If you’re looking for experience with a specific software or essential part of the job, it should be included in your job application description. 

Expecting candidates to automatically know which phrases on resumes to use (and which to avoid) can increase hiring bias. Simply put, you don’t know what you don’t know. Likely, many seasoned professionals look back on their resumes from early in their careers, or even from a few years ago, and cringe at the things they chose to include, the way they phrased things, the formatting they chose, etc. 

Just like hiring trends, resume trends come and go. What may have been standard several years ago now seems like overused and weak phrasing, when the reality is that the phrases haven’t changed, only our opinions of them. Creating unspoken rules and expectations for phrases on resumes is setting job applicants up to fail. 
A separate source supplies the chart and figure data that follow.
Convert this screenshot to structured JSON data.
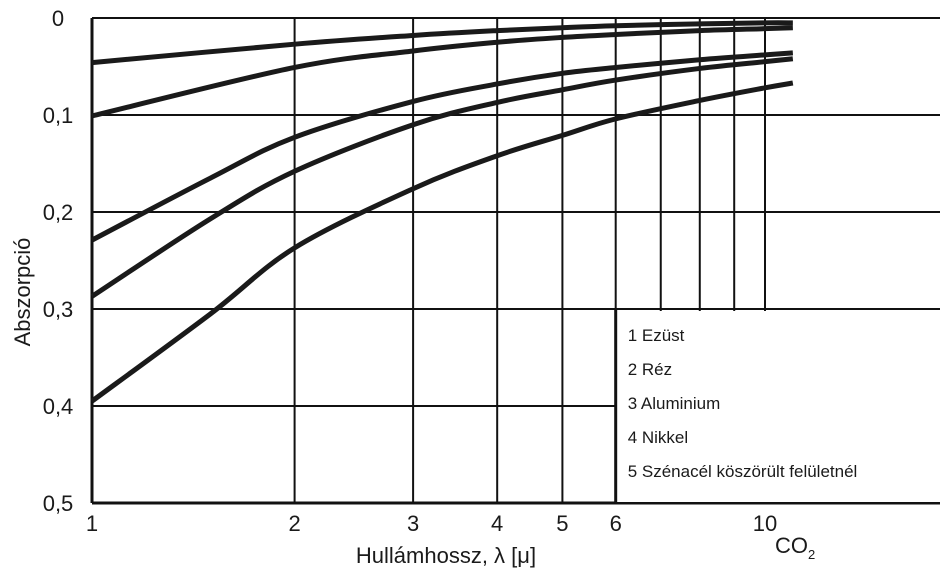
{
  "chart_data": {
    "type": "line",
    "title": "",
    "xlabel": "Hullámhossz, λ [μ]",
    "ylabel": "Abszorpció",
    "x_scale": "log",
    "y_inverted": true,
    "xlim": [
      1,
      11
    ],
    "ylim": [
      0,
      0.5
    ],
    "x_ticks": [
      1,
      2,
      3,
      4,
      5,
      6,
      10
    ],
    "x_tick_labels": [
      "1",
      "2",
      "3",
      "4",
      "5",
      "6",
      "10"
    ],
    "x_extra_gridlines": [
      7,
      8,
      9
    ],
    "y_ticks": [
      0,
      0.1,
      0.2,
      0.3,
      0.4,
      0.5
    ],
    "y_tick_labels": [
      "0",
      "0,1",
      "0,2",
      "0,3",
      "0,4",
      "0,5"
    ],
    "co2_marker": "CO2",
    "grid": true,
    "legend_position": "bottom-right",
    "legend": [
      "1 Ezüst",
      "2 Réz",
      "3 Aluminium",
      "4 Nikkel",
      "5 Szénacél köszörült felületnél"
    ],
    "series": [
      {
        "name": "1 Ezüst",
        "x": [
          1,
          2,
          3,
          4,
          5,
          6,
          8,
          10,
          11
        ],
        "y": [
          0.046,
          0.027,
          0.018,
          0.013,
          0.01,
          0.008,
          0.006,
          0.005,
          0.005
        ]
      },
      {
        "name": "2 Réz",
        "x": [
          1,
          2,
          3,
          4,
          5,
          6,
          8,
          10,
          11
        ],
        "y": [
          0.101,
          0.051,
          0.034,
          0.025,
          0.02,
          0.017,
          0.013,
          0.011,
          0.01
        ]
      },
      {
        "name": "3 Aluminium",
        "x": [
          1,
          1.5,
          2,
          3,
          4,
          5,
          6,
          8,
          10,
          11
        ],
        "y": [
          0.229,
          0.165,
          0.123,
          0.086,
          0.068,
          0.057,
          0.051,
          0.043,
          0.038,
          0.036
        ]
      },
      {
        "name": "4 Nikkel",
        "x": [
          1,
          1.5,
          2,
          3,
          4,
          5,
          6,
          8,
          10,
          11
        ],
        "y": [
          0.287,
          0.207,
          0.158,
          0.11,
          0.087,
          0.074,
          0.064,
          0.052,
          0.045,
          0.042
        ]
      },
      {
        "name": "5 Szénacél köszörült felületnél",
        "x": [
          1,
          1.5,
          2,
          3,
          4,
          5,
          6,
          8,
          10,
          11
        ],
        "y": [
          0.395,
          0.305,
          0.237,
          0.176,
          0.142,
          0.121,
          0.104,
          0.085,
          0.072,
          0.067
        ]
      }
    ]
  }
}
If you do have certain expectations for resumes and cover letters, be transparent and include them on your careers page or individual job postings. Here are some examples of things you could ask for:

  • Showcase your creativity! We’d love to get a sense of who you are as a person, so feel free to use creative formatting and language to describe your experiences on your resume. 
  • Please avoid any industry specific jargon, as it can get lost in translation and we want to make sure we’re speaking the same language.
  • We know that you “worked” at your previous roles. Please try to use language that describes the impact of your work. Bonus if you can include metrics and results.

Are there times when the wording used on a resume does matter?

In one word, yes. If the hiring manager doesn’t understand something because of a lack of clarity in the resume, that’s obviously an issue and a reason to move on to the next resume. Candidates should avoid company-specific jargon that may not be commonly understood or job titles that are unclear. 

There are many things about resumes and the hiring process in general that simply aren’t common knowledge. Giving applicants a bit of grace ensures that you aren’t missing out on qualified candidates just because the resume they “worked on” has overused phrasing.